Another limitation is the sample size used for this study.
Running such controlled experiments is already very time, energy and resource intensive, and working with a larger sample of test websites inevitably requires significantly more time and money to be spent over an extended period of time.
Given the strict environment setup of this experiment though, we are confident that some key insights can be taken away from our small sample of test domains.
Even in the time that we have been running this experiment there have been significant advancements in the field of AI.
Google has been ever more vocal about their own ambitions to use AI generated content in the search results, and new models are constantly being released by private companies and as open source.
We can see this in how the AI content detection tools have improved over the course of the experiment, now able to detect GPT-4 generated content much more reliably than they were able to when we first started the test.
It is possible that, for a time, Google will be essentially playing a game of cat and mouse to detect and manage the flood of AI generated content that is likely to be published online in the coming years. Although we also should acknowledge that Google has long been a leader in the field, and there is a good chance that they are already far ahead of what others are creating in the space.
This experiment also did not look at how human editing and refining of AI generated content could impact rankings, and work is actively being done already to train models to write in the same tone of voice, format and style as the business training it, which is also likely to influence how unique the generated content is.
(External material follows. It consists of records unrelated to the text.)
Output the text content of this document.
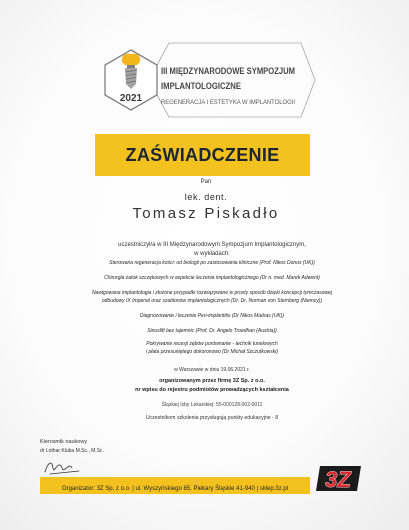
2021
III MIĘDZYNARODOWE SYMPOZJUM
IMPLANTOLOGICZNE
REGENERACJA I ESTETYKA W IMPLANTOLOGII
ZAŚWIADCZENIE
Pan
lek. dent.
Tomasz Piskadło
uczestniczył/a w III Międzynarodowym Sympozjum Implantologicznym,
w wykładach:
Sterowana regeneracja kości: od biologii po zastosowania kliniczne (Prof. Nikos Donos (UK))
Chirurgia zatok szczękowych w aspekcie leczenia implantologicznego (Dr n. med. Marek Adwent)
Nawigowana implantologia i złożone przypadki rozwiązywane w prosty sposób dzięki koncepcji tymczasowej
odbudowy IX Imperial oraz szablonów implantologicznych (Dr. Dr. Norman von Sternberg (Niemcy))
Diagnozowanie i leczenie Peri-implantitis (Dr Nikos Madras (UK))
Sinuslift bez tajemnic (Prof. Dr. Angelo Troedhan (Austria))
Pokrywanie recesji zębów porównanie - technik tunelowych
i płata przesuniętego dokoronowo (Dr Michał Szczutkowski)
w Warszawie w dniu 19.06.2021 r.
organizowanym przez firmę 3Z Sp. z o.o.
nr wpisu do rejestru podmiotów prowadzących kształcenia
Śląskiej Izby Lekarskiej: 55-000128-002-0011
Uczestnikom szkolenia przysługują punkty edukacyjne - 8
Kierownik naukowy
dr Lothar Kluba M.Sc., M.Sc.
Organizator: 3Z Sp. z o.o. | ul. Wyszyńskiego 85, Piekary Śląskie 41-940 | sklep.3z.pl	3Z
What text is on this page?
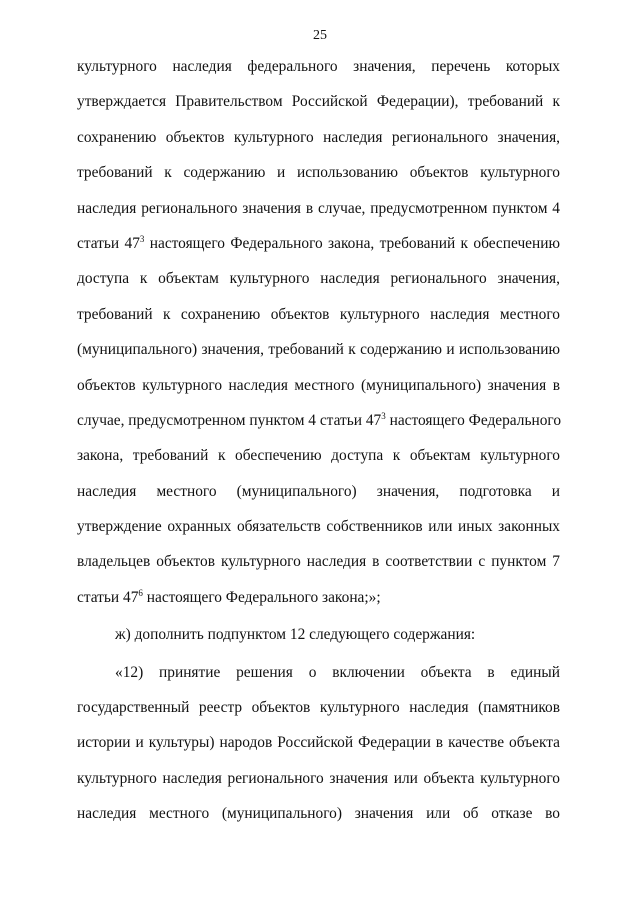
25
культурного наследия федерального значения, перечень которых
утверждается Правительством Российской Федерации), требований к
сохранению объектов культурного наследия регионального значения,
требований к содержанию и использованию объектов культурного
наследия регионального значения в случае, предусмотренном пунктом 4
статьи $47^3$ настоящего Федерального закона, требований к обеспечению
доступа к объектам культурного наследия регионального значения,
требований к сохранению объектов культурного наследия местного
(муниципального) значения, требований к содержанию и использованию
объектов культурного наследия местного (муниципального) значения в
случае, предусмотренном пунктом 4 статьи $47^3$ настоящего Федерального
закона, требований к обеспечению доступа к объектам культурного
наследия местного (муниципального) значения, подготовка и
утверждение охранных обязательств собственников или иных законных
владельцев объектов культурного наследия в соответствии с пунктом 7
статьи $47^6$ настоящего Федерального закона;»;
ж) дополнить подпунктом 12 следующего содержания:
«12) принятие решения о включении объекта в единый
государственный реестр объектов культурного наследия (памятников
истории и культуры) народов Российской Федерации в качестве объекта
культурного наследия регионального значения или объекта культурного
наследия местного (муниципального) значения или об отказе во
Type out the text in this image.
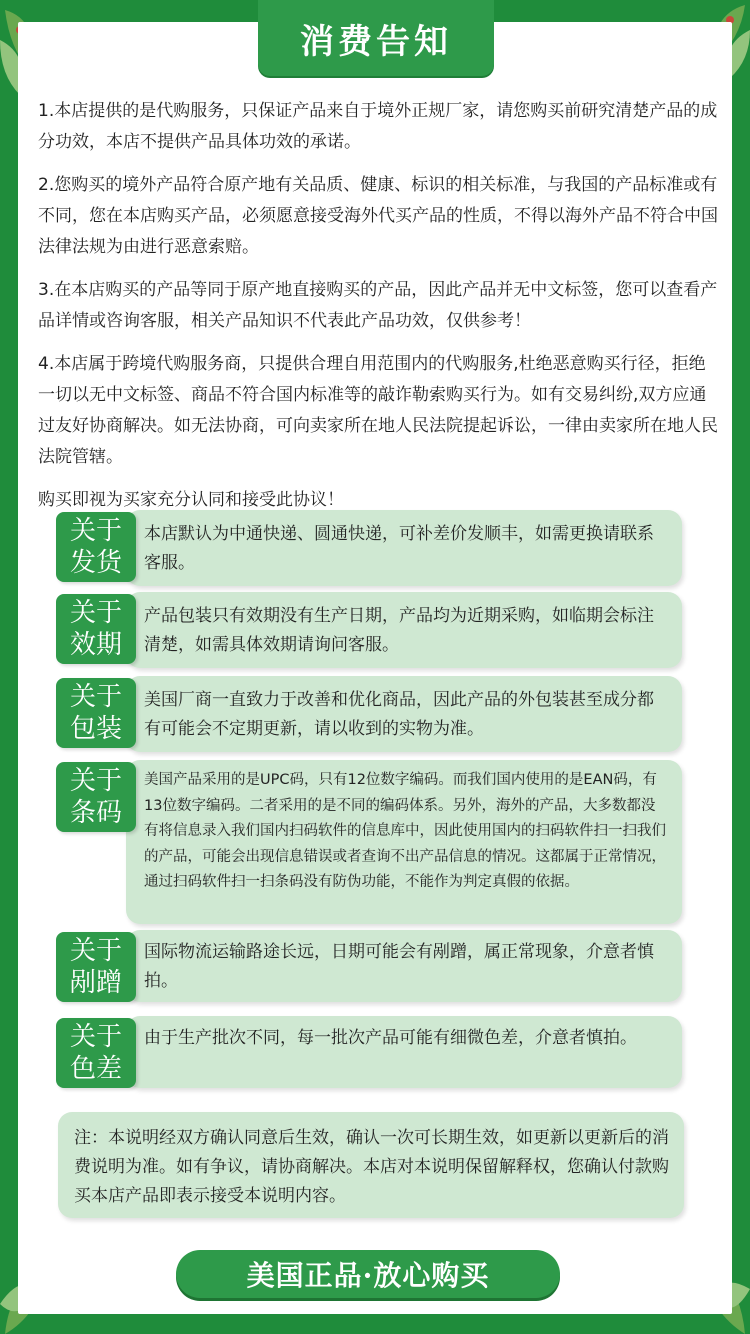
消费告知

1.本店提供的是代购服务，只保证产品来自于境外正规厂家，请您购买前研究清楚产品的成分功效，本店不提供产品具体功效的承诺。

2.您购买的境外产品符合原产地有关品质、健康、标识的相关标准，与我国的产品标准或有不同，您在本店购买产品，必须愿意接受海外代买产品的性质，不得以海外产品不符合中国法律法规为由进行恶意索赔。

3.在本店购买的产品等同于原产地直接购买的产品，因此产品并无中文标签，您可以查看产品详情或咨询客服，相关产品知识不代表此产品功效，仅供参考！

4.本店属于跨境代购服务商，只提供合理自用范围内的代购服务,杜绝恶意购买行径，拒绝一切以无中文标签、商品不符合国内标准等的敲诈勒索购买行为。如有交易纠纷,双方应通过友好协商解决。如无法协商，可向卖家所在地人民法院提起诉讼，一律由卖家所在地人民法院管辖。

购买即视为买家充分认同和接受此协议！

本店默认为中通快递、圆通快递，可补差价发顺丰，如需更换请联系客服。
关于
发货
产品包装只有效期没有生产日期，产品均为近期采购，如临期会标注清楚，如需具体效期请询问客服。
关于
效期
美国厂商一直致力于改善和优化商品，因此产品的外包装甚至成分都有可能会不定期更新，请以收到的实物为准。
关于
包装
美国产品采用的是UPC码，只有12位数字编码。而我们国内使用的是EAN码，有13位数字编码。二者采用的是不同的编码体系。另外，海外的产品，大多数都没有将信息录入我们国内扫码软件的信息库中，因此使用国内的扫码软件扫一扫我们的产品，可能会出现信息错误或者查询不出产品信息的情况。这都属于正常情况，通过扫码软件扫一扫条码没有防伪功能，不能作为判定真假的依据。
关于
条码
国际物流运输路途长远，日期可能会有剐蹭，属正常现象，介意者慎拍。
关于
剐蹭
由于生产批次不同，每一批次产品可能有细微色差，介意者慎拍。
关于
色差
注：本说明经双方确认同意后生效，确认一次可长期生效，如更新以更新后的消费说明为准。如有争议，请协商解决。本店对本说明保留解释权，您确认付款购买本店产品即表示接受本说明内容。
美国正品·放心购买
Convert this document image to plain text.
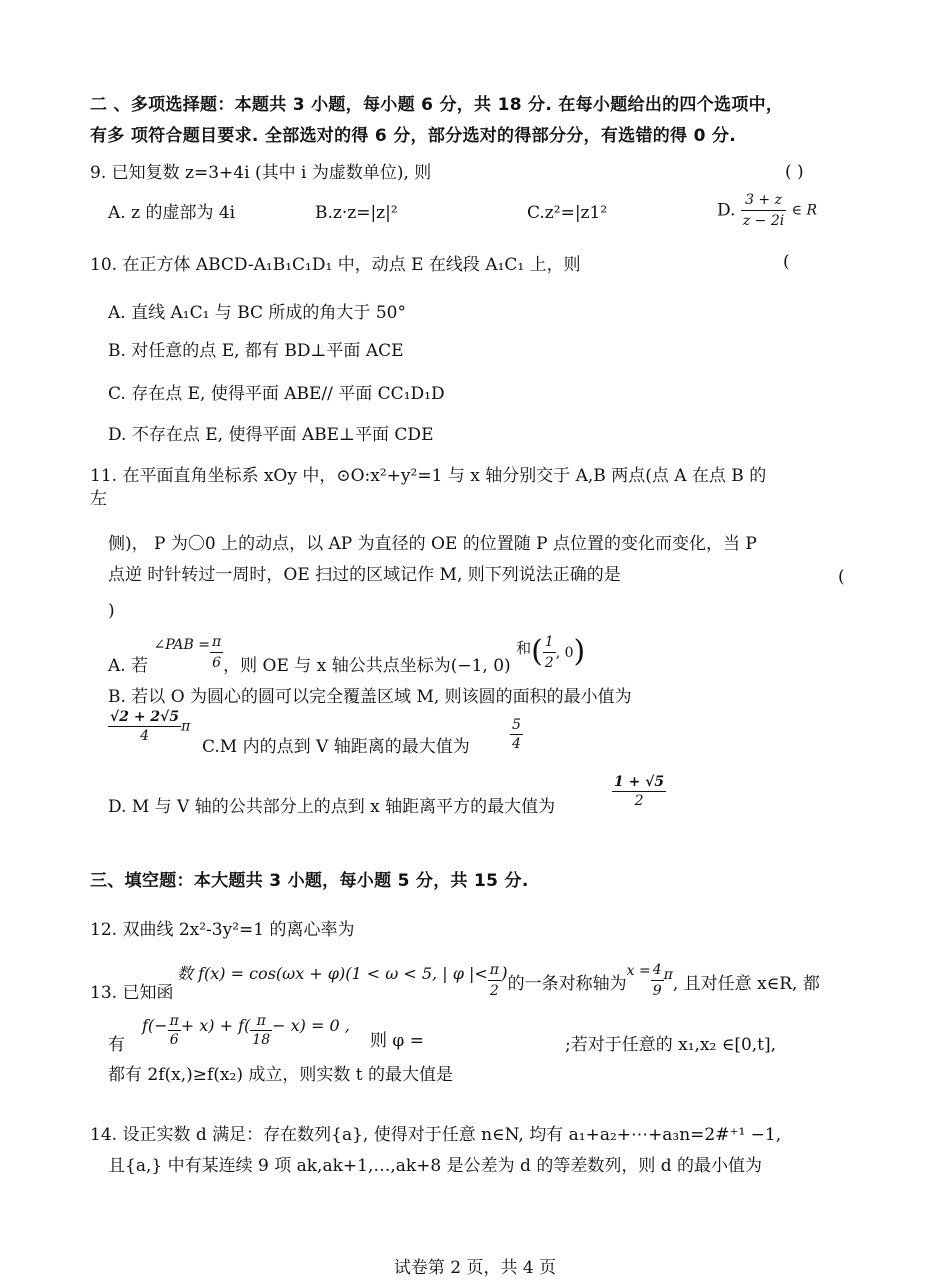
二 、多项选择题：本题共 3 小题，每小题 6 分，共 18 分. 在每小题给出的四个选项中，
有多 项符合题目要求. 全部选对的得 6 分，部分选对的得部分分，有选错的得 0 分.
9. 已知复数 z=3+4i (其中 i 为虚数单位), 则	( )
A. z 的虚部为 4i	B.z·z=|z|²	C.z²=|z1²	D. $\frac{3 + z}{z - 2i}$ ∈ R
10. 在正方体 ABCD-A₁B₁C₁D₁ 中，动点 E 在线段 A₁C₁ 上，则	(
A. 直线 A₁C₁ 与 BC 所成的角大于 50°
B. 对任意的点 E, 都有 BD⊥平面 ACE
C. 存在点 E, 使得平面 ABE// 平面 CC₁D₁D
D. 不存在点 E, 使得平面 ABE⊥平面 CDE
11. 在平面直角坐标系 xOy 中，⊙O:x²+y²=1 与 x 轴分别交于 A,B 两点(点 A 在点 B 的
左
侧)， P 为〇0 上的动点，以 AP 为直径的 OE 的位置随 P 点位置的变化而变化，当 P
点逆 时针转过一周时，OE 扫过的区域记作 M, 则下列说法正确的是	(
)
A. 若 $^{\angle PAB =} \frac{\pi}{6}$ ，则 OE 与 x 轴公共点坐标为(−1, 0) 和( $\frac{1}{2}$ , 0)
B. 若以 O 为圆心的圆可以完全覆盖区域 M, 则该圆的面积的最小值为
$\frac{√2 + 2√5}{4}$ π
C.M 内的点到 V 轴距离的最大值为	$\frac{5}{4}$
D. M 与 V 轴的公共部分上的点到 x 轴距离平方的最大值为	$\frac{1 + √5}{2}$
三、填空题：本大题共 3 小题，每小题 5 分，共 15 分.
12. 双曲线 2x²-3y²=1 的离心率为
13. 已知函
数 f(x) = cos(ωx + φ)(1 < ω < 5, | φ |< $\frac{\pi}{2}$ )的一条对称轴为$^{x =} \frac{4}{9} ^\pi$, 且对任意 x∈R, 都
有
$f(- \frac{\pi}{6} + x) + f( \frac{\pi}{18} - x) = 0$ ,
则 φ =	;若对于任意的 x₁,x₂ ∈[0,t],
都有 2f(x,)≥f(x₂) 成立，则实数 t 的最大值是
14. 设正实数 d 满足：存在数列{a}, 使得对于任意 n∈N, 均有 a₁+a₂+⋯+a₃n=2#⁺¹ −1,
且{a,} 中有某连续 9 项 ak,ak+1,…,ak+8 是公差为 d 的等差数列，则 d 的最小值为
试卷第 2 页，共 4 页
It is possible, or even likely, that having a skilled content writer edit and personalise content generated by AI will yield better long-term results and, for now, make the AI content more aligned with your preferred brand tone of voice and style.
We wanted to give an especially big thank you to Cyrus Shepard of Zyppy SEO who agreed to observe the experiment (and some of our previous ones).
We shared the raw data and experiment log with Cyrus who was kind enough to offer his time and thoughts on the test and the findings.
These experiments would also not be possible without the help of our content marketing, data, graphics, web development teams, and of course our managing directors Naomi and Shai Aharony who allow us to go to such great lengths in testing widely held SEO theories, myths, and misconceptions.
The rapid advancement of AI seen in recent months has generated a lot of debate, discussion, and even anxiety throughout the agency landscape.
Sadly, it isn’t uncommon to read about the winding down of once great and large content teams as businesses look to save money by outsourcing their content creation to AI tools.
One of the key takeaways from this experiment is that content written by skilled human writers, dedicated to creating content that resonates and connects with their target audience, is still in high demand (by readers, and by search engines).
We would like to conclude by adding that we have absolutely no plans to follow the herd and will continue to ensure that our content is not only the best, but also human.